The Miracle Max scene is the only one in the movie that I liked as a kid but dislike now. Crystal and Kane are simply mugging too hard and going too loud. Every other actor is exactly as big as they need to be, and has the exactly right amount of tongue in cheek. Wright, for instance, plays every shot of the movie completely straight, as though she’s not even aware that there are genre conventions in play (perhaps her experience in soap opera, where the female characters are usually Buttercup types written by someone who’s not self-aware, helped with that). On the other hand you have Andre Rene Roussimoff, a.k.a. Andre the Giant, who seems to be acknowledging the oddity of his appearance in every scene.

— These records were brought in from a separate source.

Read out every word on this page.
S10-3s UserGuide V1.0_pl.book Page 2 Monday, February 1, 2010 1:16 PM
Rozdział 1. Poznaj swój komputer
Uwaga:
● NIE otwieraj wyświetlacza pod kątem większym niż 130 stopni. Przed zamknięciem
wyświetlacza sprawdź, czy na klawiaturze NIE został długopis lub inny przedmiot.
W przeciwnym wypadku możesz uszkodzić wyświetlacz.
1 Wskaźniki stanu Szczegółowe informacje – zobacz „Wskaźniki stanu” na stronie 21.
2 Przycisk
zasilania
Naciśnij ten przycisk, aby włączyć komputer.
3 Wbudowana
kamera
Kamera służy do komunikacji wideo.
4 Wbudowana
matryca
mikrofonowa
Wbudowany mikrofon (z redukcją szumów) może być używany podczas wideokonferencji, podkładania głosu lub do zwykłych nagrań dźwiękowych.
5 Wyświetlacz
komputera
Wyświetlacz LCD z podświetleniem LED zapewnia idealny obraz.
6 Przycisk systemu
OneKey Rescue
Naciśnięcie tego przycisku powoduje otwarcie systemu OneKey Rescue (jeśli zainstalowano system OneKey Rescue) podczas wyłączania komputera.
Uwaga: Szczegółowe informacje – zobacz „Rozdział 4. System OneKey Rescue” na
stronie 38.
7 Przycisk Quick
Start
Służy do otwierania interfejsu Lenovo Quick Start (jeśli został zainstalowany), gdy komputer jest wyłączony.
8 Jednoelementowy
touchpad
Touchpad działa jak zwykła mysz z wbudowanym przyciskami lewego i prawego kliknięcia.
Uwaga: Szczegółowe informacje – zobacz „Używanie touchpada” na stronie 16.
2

Speaking of Andre, the urban myth is that he was so proud of the film that he would show it endlessly to his fellow wrestlers, even if they had seen it several times before. This is interesting because Andre was probably the biggest wrestling star in the world at the time.* As nice as that level of stardom is, it can’t beat being in a movie that, despite it’s minor flaws, is endlessly rewatchable. Six years after the release of this film, Andre the Giant was gone, his physical condition combining with hard living to lead to heart failure; most of those six years were spent in lackluster wrestling matches as his body broke down. But every day someone pops in a disc or fires up Netflix, and the French giant’s prime gets to live on again.

Reviewed by Mark Young

*The Princess Bride was shot before, but released after, the Hulk Hogan – Andre the Giant storyline that catapulted Hogan into superstardom. Prior to that match, Andre was without question the most famous wrestler in the world, as this legendary Sports Illustrated profile shows.